Imprimir
Número 041
25 de enero de 2017

EL DERECHO DE AUTOR ESTIMULA LA CREATIVIDAD Y LA ORIGINALIDAD

*Necesario fomentar el registro de las obras y respetar la autoría de las publicaciones

 

*La expresión esencial de la originalidad es la individualidad del creador y el reflejo de su personalidad y estilo propio


 

El derecho de autor debe ser defendido, protegido y respetado, porque estimula la creatividad y la originalidad de los creadores de obras literarias y artísticas, sostuvo el doctor Jesús Parets Gómez.

 

El director del Registro Público del Derecho de Autor, del Instituto Nacional del Derecho de Autor (INDAUTOR), expuso que por ley los escritores y los artistas gozan de garantías morales y personales para decidir sobre sus obras, así como de derechos económicos y patrimoniales para su explotación que les ofrecen reconocimiento y exclusividad respecto de sus trabajos.

 

Por ello consideró necesario fomentar el registro de las obras y respetar la autoría de las publicaciones, porque “a excepción de los anuncios publicitarios y de propaganda, que por su naturaleza omiten el crédito autoral, cualquier otro ejemplo en un entorno físico o digital en el que no se otorgue el crédito constituye una violación al derecho moral de paternidad del autor y es sancionado por la Ley, ya que hay que dar el crédito correspondiente”.

 

Al dictar la ponencia Creatividad y sus perspectivas.
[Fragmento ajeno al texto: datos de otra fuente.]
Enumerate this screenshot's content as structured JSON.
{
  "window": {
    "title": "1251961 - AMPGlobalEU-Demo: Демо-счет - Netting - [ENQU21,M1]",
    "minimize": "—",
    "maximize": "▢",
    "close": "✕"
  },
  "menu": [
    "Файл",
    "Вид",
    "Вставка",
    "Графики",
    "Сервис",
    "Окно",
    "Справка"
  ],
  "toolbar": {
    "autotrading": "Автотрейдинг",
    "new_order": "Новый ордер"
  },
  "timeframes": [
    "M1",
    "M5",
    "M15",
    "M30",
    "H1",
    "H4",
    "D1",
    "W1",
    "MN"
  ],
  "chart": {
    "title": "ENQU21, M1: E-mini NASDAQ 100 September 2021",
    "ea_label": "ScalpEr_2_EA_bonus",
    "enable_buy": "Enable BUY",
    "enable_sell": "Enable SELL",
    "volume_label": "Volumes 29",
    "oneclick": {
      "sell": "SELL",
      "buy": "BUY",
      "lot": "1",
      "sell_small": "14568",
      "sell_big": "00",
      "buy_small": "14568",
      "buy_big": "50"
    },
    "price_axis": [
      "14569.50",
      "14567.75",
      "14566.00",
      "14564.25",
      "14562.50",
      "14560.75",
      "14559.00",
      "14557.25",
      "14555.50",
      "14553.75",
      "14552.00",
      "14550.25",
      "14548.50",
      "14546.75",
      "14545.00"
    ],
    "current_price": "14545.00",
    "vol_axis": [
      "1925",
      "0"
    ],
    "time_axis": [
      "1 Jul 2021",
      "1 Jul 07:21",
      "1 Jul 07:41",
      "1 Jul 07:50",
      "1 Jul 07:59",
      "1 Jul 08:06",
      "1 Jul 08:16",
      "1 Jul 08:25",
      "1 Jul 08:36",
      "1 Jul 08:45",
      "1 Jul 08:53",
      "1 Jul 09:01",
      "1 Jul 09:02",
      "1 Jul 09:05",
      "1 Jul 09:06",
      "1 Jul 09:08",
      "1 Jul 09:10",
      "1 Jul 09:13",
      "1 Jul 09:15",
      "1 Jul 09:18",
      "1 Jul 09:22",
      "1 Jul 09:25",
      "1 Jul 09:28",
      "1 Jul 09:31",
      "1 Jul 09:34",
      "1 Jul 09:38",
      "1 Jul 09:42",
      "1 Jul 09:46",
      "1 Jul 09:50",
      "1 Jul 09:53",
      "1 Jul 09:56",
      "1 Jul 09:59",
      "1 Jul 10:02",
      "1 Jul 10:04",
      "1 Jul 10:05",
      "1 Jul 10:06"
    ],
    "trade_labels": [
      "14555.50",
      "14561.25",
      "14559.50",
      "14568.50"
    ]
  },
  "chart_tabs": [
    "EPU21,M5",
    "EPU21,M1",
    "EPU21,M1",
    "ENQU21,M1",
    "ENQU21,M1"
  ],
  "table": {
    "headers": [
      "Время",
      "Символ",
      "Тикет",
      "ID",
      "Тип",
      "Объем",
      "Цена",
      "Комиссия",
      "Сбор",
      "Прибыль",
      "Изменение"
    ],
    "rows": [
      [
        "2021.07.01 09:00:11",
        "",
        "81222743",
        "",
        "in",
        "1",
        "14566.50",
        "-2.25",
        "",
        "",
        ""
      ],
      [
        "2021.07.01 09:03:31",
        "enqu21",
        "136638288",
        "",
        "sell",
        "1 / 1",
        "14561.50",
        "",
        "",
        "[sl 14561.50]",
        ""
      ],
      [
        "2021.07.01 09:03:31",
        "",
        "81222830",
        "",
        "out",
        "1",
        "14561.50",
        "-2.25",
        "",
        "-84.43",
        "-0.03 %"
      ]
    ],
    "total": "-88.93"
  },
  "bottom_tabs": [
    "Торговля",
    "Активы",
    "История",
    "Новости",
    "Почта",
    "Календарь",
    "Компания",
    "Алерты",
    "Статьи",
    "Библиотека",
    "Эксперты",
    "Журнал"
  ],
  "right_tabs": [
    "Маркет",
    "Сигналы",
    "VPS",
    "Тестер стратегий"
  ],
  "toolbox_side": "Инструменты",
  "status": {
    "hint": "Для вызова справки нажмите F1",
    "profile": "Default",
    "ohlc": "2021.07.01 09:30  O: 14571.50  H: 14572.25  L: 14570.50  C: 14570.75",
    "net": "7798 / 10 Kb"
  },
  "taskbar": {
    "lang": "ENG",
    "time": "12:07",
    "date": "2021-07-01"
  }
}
Nuevas tendencias, en la Unidad Azcapotzalco de la Universidad Autónoma Metropolitana (UAM), afirmó que el Derecho de Autor ampara aquellas creaciones originales susceptibles de ser divulgadas o reproducidas por cualquier medio y forma.

 

Si bien la Ley Federal de Derecho de Autor no precisa qué debe entenderse por originalidad, el glosario de la Organización Mundial de la Propiedad Intelectual (OMPI) lo define como todo aquello que no es copiado, parcial o totalmente.

 

“La expresión esencial de la originalidad es la individualidad del creador, el reflejo de su personalidad, su estilo propio”, apuntó.

 

La reproducción de una obra con un fin de investigación o docencia puede realizarse sin la autorización del autor, debido al Derecho de Cita, que condiciona que sea una obra no inédita o divulgada, que su creador “la haya puesto en conocimiento de todos, en todo, en parte, en lo esencial de su contenido o a través de una descripción de sus principales características, para no violar el derecho de inédito”.

 

Además la Ley Federal de Derecho de Autor exige que sea sin remuneración; citando invariablemente la fuente; sin alterar el contenido para no atentar la integridad de la obra y sin que se afecte la normal explotación de la obra.

 

La ley también establece supuestos –artículo 148– en el Derecho de Cita que obliga que la cantidad copiada no constituya una reproducción simulada o sustancial de la obra, estando sujeta el porcentaje al sentido común y la lógica.

 

Otro supuesto de excepción es la copia privada, cuando ésta no afecte la normal explotación de la obra y que cumple los requisitos internacionales de la regla de los tres pasos, sustentado en el artículo 92 del Convenio de Berna para la Protección de las Obras Literarias y Artísticas, de 1886, reformada en el Acta de París, en 1971.

 

Se permite la reproducción de una obra sin la autorización del autor en los casos especiales que marca el artículo 148 de la ley autoral, que indica que no afecte la normal explotación de la obra y no se cause perjuicio injustificado a los intereses legítimos del autor.

 

El doctor en Derecho y miembro del Centro Mexicano de Protección y Fomento de los Derechos de Autor explicó que la violación al derecho moral de integridad es la facultad del autor de oponerse a que la obra sea deformada, modificada o mutilada, como refiere el glosario de la Organización Mundial de la Propiedad Intelectual.

 

Por otra parte Parets Gómez comentó que el Derecho de Transformación incide sobre el contenido de la obra, “pero da lugar al mundo de las obras derivadas, que en términos conceptuales son resultado de obras preexistentes, de la adaptación y transformación de obras: antologías, compilaciones, adaptaciones, versiones, traducciones, paráfrasis y cualquiera otra transformación”.

 

Las obras derivadas tienen como limitaciones de Ley –artículo 27, fracción VI– pedir autorización al titular patrimonial para publicarse, y el artículo 78 que expone que para la explotación comercial de la obra derivada se requiere permiso del titular patrimonial y moral, el autor.

 

El artículo 38 establece que la propiedad sobre el objeto material no está ligada al derecho de autor; “la compra de un libro no faculta los derechos, no se puede reproducir, comercializar y distribuir, entre otros, sin permiso de su autor”.